Monday's Daily Pulse
What you need to know about Florida today
At Kennedy Space Center, a crush of visitors and contractors greet Artemis era
UPDATE: The August 29 morning launch has been scrubbed, the next launch window is slated for September 2. Stay tuned for more Artemis coverage at FloridaTrend.com
Monday’s planned launch of Artemis 1 as the first chapter of the quest to return to the moon was another boost for Florida’s surging space economy as tourists, space company contractors and NASA celebrated the new chapter of exploration. At center stage, Artemis 1’s Space Launch System powered by its RL10 engine built to propel any craft made for human flight has ever flown. More from Florida Trend and the News Service of Florida.
Is Florida still a swing state? The next 11 weeks will determine the answer
The close of polls Tuesday evening marked the end of Florida’s primary election and the start of an 11-week scramble in which the fate of a U.S. Senate seat, the governor’s mansion, and Florida’s status as a political battleground all hang in the balance. It might not be the kind of election Florida voters are used to seeing. [Source: Miami Herald]
COVID-19 infections continue decline in Florida
The number of Florida residents testing positive for COVID-19 dropped during the past two weeks, while pandemic deaths are nearing 80,000, according to data released Friday by the state Department of Health.
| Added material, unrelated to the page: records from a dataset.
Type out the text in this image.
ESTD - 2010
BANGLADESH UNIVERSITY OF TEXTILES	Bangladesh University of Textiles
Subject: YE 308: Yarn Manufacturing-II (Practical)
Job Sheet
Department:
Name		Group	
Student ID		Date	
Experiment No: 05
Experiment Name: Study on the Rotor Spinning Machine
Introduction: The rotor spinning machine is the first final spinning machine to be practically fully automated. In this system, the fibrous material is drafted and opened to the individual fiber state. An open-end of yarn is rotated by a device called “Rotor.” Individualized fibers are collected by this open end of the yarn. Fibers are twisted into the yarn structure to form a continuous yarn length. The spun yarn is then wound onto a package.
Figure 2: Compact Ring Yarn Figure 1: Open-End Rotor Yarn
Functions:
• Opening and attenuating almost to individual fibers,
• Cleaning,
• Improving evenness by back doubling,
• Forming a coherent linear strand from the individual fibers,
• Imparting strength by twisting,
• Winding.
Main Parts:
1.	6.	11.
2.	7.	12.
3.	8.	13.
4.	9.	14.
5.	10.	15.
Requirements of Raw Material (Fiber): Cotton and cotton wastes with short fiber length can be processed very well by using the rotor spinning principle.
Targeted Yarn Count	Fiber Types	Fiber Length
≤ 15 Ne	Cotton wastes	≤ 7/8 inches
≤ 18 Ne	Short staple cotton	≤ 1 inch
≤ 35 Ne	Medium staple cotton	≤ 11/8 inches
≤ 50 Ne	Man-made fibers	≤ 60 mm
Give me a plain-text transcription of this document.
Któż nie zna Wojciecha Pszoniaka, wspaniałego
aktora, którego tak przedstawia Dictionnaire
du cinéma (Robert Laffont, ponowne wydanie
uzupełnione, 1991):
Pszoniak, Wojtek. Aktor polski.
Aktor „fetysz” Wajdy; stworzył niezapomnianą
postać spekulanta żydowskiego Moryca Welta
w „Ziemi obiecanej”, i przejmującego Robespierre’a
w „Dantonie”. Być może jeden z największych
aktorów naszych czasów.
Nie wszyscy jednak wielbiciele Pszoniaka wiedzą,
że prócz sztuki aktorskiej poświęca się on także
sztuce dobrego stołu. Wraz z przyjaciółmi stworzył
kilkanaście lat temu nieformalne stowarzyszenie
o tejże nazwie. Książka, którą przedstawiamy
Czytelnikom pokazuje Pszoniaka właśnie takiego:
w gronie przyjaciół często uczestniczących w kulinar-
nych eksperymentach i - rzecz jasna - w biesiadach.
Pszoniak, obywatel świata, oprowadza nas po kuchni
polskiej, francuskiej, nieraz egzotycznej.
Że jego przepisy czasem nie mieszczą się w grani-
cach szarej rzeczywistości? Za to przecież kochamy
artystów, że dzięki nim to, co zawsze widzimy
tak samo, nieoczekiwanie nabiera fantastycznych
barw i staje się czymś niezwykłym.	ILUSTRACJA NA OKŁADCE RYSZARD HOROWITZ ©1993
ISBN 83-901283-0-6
The data showed that 43,703 people tested positive for COVID-10 from Aug. 19 through Thursday, after 45,416 tested positive the previous week. More from the News Service of Florida and Local 10.
DeSantis wants pot companies to pay more to do business in Florida
As Florida medical-marijuana companies continue to rake in cash, Gov. Ron DeSantis last week said cannabis operators need to pay more for the opportunity to do business in the state. The state “should charge these people more,” DeSantis told reporters Tuesday. “I mean, these are very valuable licenses,” the governor said. “I would charge them an arm and a leg. I mean, everybody wants these licenses.” [Source: News Service of Florida]
System in central Atlantic Ocean organizing rapidly as forecasters monitor four tropical waves
The National Hurricane Center is monitoring four areas of disturbance — one rapidly gaining organization in the central Atlantic Ocean, one in the Caribbean, one off western Africa that popped up Saturday afternoon and then a system in the north-central Atlantic that debuted in the update released Saturday at 8 p.m. More from the Tampa Bay Times and the South Florida Sun-Sentinel.
ALSO AROUND FLORIDA:
› Meet Ted Pappas, the Jacksonville architect behind some of the city's iconic buildings
Architect Ted Pappas' older sister, Tee Pappas, is 95 and still comes to work at his office in LaVilla four days a week. She remembers growing up with him in their house in North Riverside in a neighborhood made up largely of immigrants and figures that her little brother has spent his life doing exactly what he was meant to do. “He grew up with a pencil in his hand, ever since he was a baby," she said. "This is not a surprise.” "This" is a career as an architect, one that spans some 60 years in his hometown of Jacksonville — not just designing numerous iconic buildings, but also helping to preserve some of the city's most endangered historic structures.
› Bot topic: Business accelerator event to focus on robots in restaurants
Robotic workers have long been a part of the manufacturing industry, but the pandemic-driven labor shortage in the hospitality sector has accelerated the adoption of robot technology among bars, hotels and restaurants. Eateries in Bradenton and Sarasota have “hired” robotic servers that can bring food to guests and even bus the table after a meal is finished. They aren’t cheap — ranging in price from $9,000 to $17,000, depending on the model — but they don’t need breaks, vacations and health insurance, and they never call in sick.
› FGCU awarded $22.9 million grant to create the Equitable Jobs Pipeline
Florida Gulf Coast University has been awarded the largest grant in the school’s history to fund an effort to fundamentally change how people are trained and jobs are filled in southwest Florida. In partnership with the Collaboratory in Downtown Fort Myers, FGCU will create the “Southwest Florida Equitable Jobs Pipeline.” The goal is to create a system that helps local employers find workers with the skills and credentials needed to fill in-demand positions.
› Another top Red Lobster leader leaves, this time to run Keke’s
The revolving door of top management at Orlando-based Red Lobster is continuing, and it opens at Denny’s. David Schmidt, who started in March as the chief financial officer at Red Lobster, is becoming president of Keke’s Breakfast Cafe, which South Carolina-based Denny’s bought earlier this year. He follows Kelli Valade, who was named CEO and president of Denny’s after her resignation as CEO of Red Lobster in April, where she had spent just eight months on the job.